Enjoy Parenting (or not) With These 9 Tips
Do you enjoy parenting? I do…most of the time anyway. There are times I’d like to throw in the towel; but overall, I really enjoy parenting. My kids are in the process of “leaving the nest” and I’m going to miss having them at home to parent. As they prepare to leave, I have thought about what I have enjoyed about parenting. I realize I’ve experienced some “joy robbers” and some “joy starters” when it comes to parenting. Sometimes I even allowed the “joy robbers” to take over. I’d like to share these “joy robbers” and “joy starters” with you so you can enjoy parenting “to the max” and avoid the mistakes I’ve made along the way.
- Overscheduling. When you overschedule your children they get tired. You get grumpy. Everyone gets a shorter fuse. Overscheduling makes everyone in the family feel like they are constantly on the run and constantly under pressure. Slow down. Schedule in some down time. Overscheduling is a joy robber.
- Expecting perfection. If you expect perfection from your children you will experience disappointment and frustration. They are children…and children are not perfect. What’s more, you are a parent…and parents are not perfect. We all make mistakes. We all fall short. Rather than expecting perfection, encourage everyone to do their best and accept one another in spite of shortcomings. Expecting perfection will rob you of joy.
- Living through your children. We cannot expect our children to live out our unfulfilled dreams. They may not be interested in becoming the star quarterback we dreamed of becoming…or the lead in the musical…or the straight “A” student…or the artist…or the popular jock…you get the idea. Asking them to do so (even subtly) will only lead to frustration. Let your children live their own dream based on their own interests and strengths. Get a life of your own. Living through your children is a definite joy robber.
- Focusing on frustrating moments. Life is filled with frustrations, irritations, and hassles. However, life is also filled with moments of fun, joy, and amazing connections. Joy robbers focus on the frustrations, irritations, and hassles. Count your blessings. Make it a point to “shout out” gratitude. Focusing on the frustrating moments will do nothing for your joy.
- All work and no play. Parents and children need time to play. Sure we need to get some work done; but maybe we can build play into the work. Sometimes we can even set the work aside for a time and enjoy one another’s company while we play. Go ahead and play because all work and no play is a joy robber!
- Spend time with your children. Joyful parents discover the most intimate and joyous times with children come during the most mundane and unexpected moments like driving to the grocery store, getting ready for bed, playing catch, or cooking dinner. You miss joyful moments when time together is rare. Time spent with children is the first joy starter.
- Tune in to your children.
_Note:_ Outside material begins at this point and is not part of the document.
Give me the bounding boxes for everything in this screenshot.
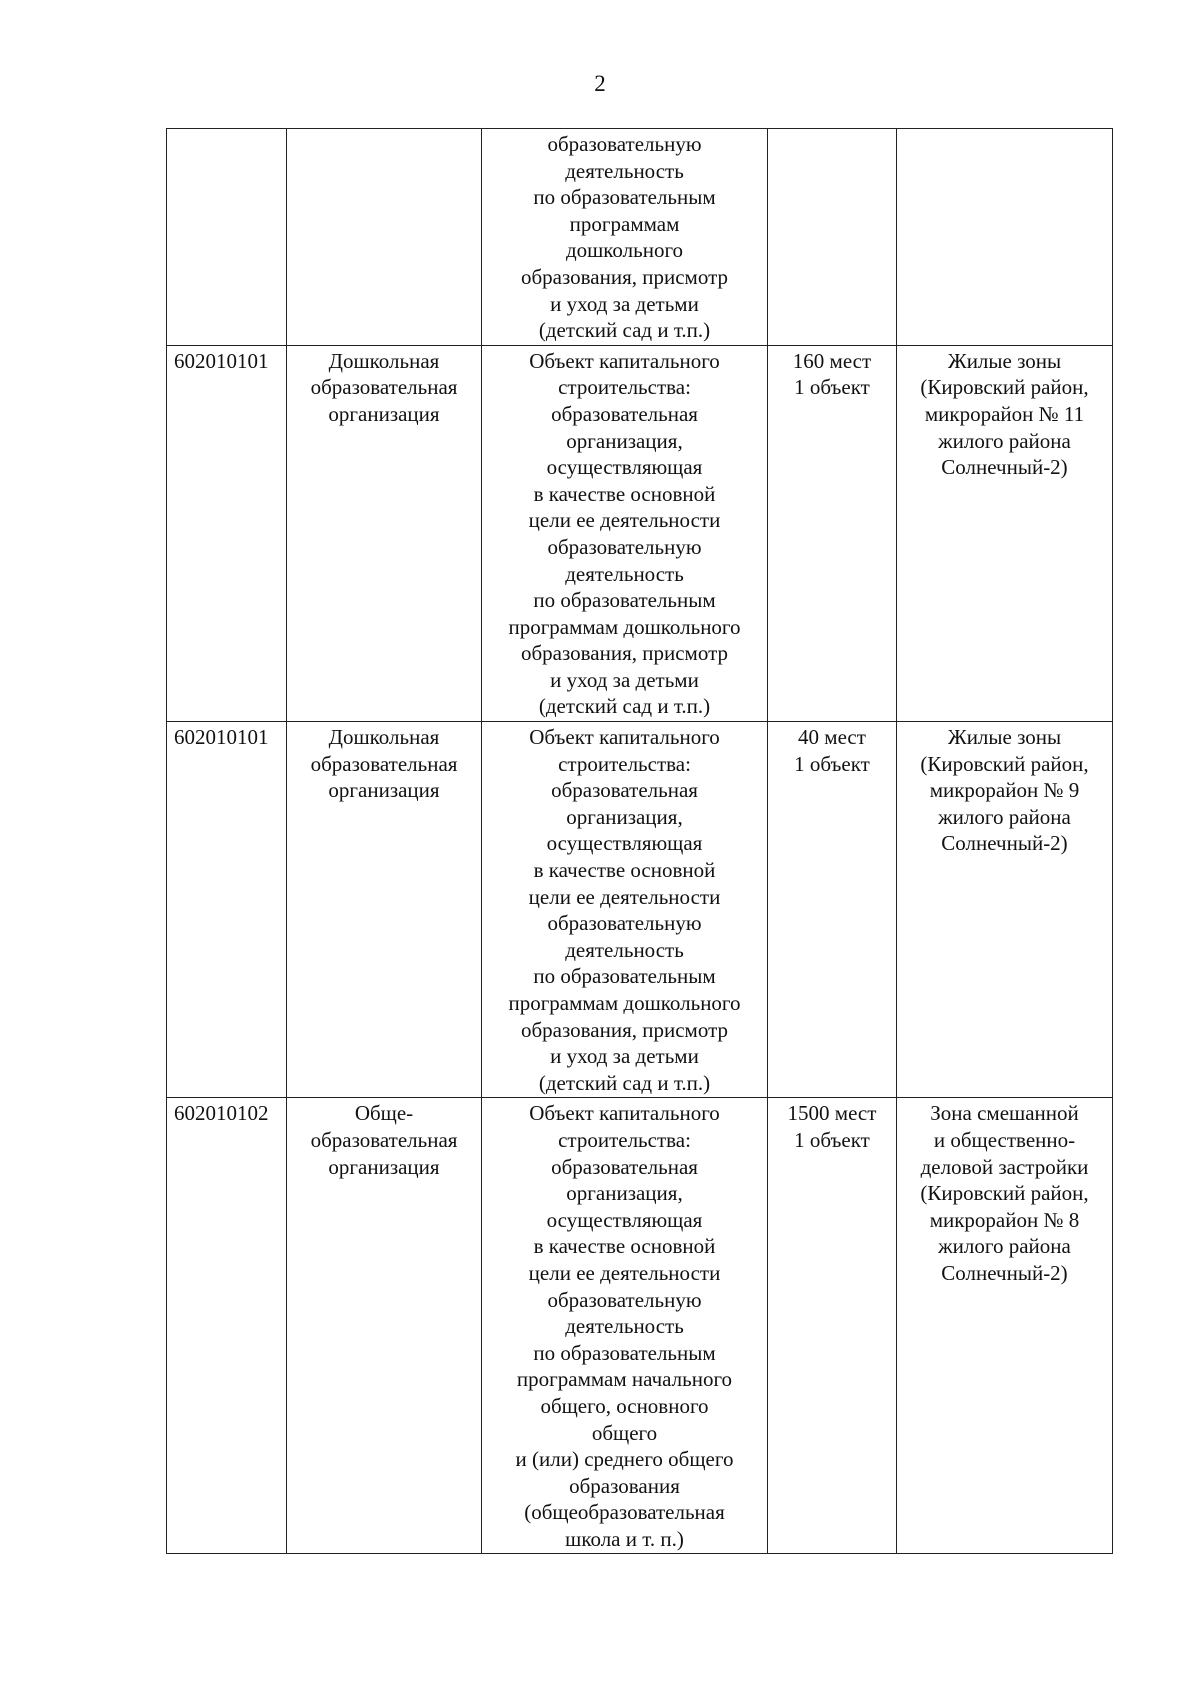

Become a student of your children. Learn about their interests, strengths, weak areas, and fears. Take time to meet their friends and teachers. Be accepting of what they dislike about you and the rules they disagree with. The more you tune into your children, the more joy you will discover as a parent.
- Appreciate the little pleasures. Make it a point to express gratitude to your children every day. Appreciate the little things they do around the house, even if miniscule. Give a “shout out” of gratitude for the times you spend together, the talks you have, or the activities you enjoy. Thank them for spontaneously doing a chore or following through on something you had to ask them to do. Focus on those things you appreciate rather than the hassles. There are plenty of both; but your joy will grow as you focus on gratitude.
- Play. Make time to play with your children. Play builds intimacy. Play empowers us to resolve conflict. Play is fun! You can play board games, catch, music, or just joke around. Make it a point to play with your children—it’s a great relationship builder and joy starter!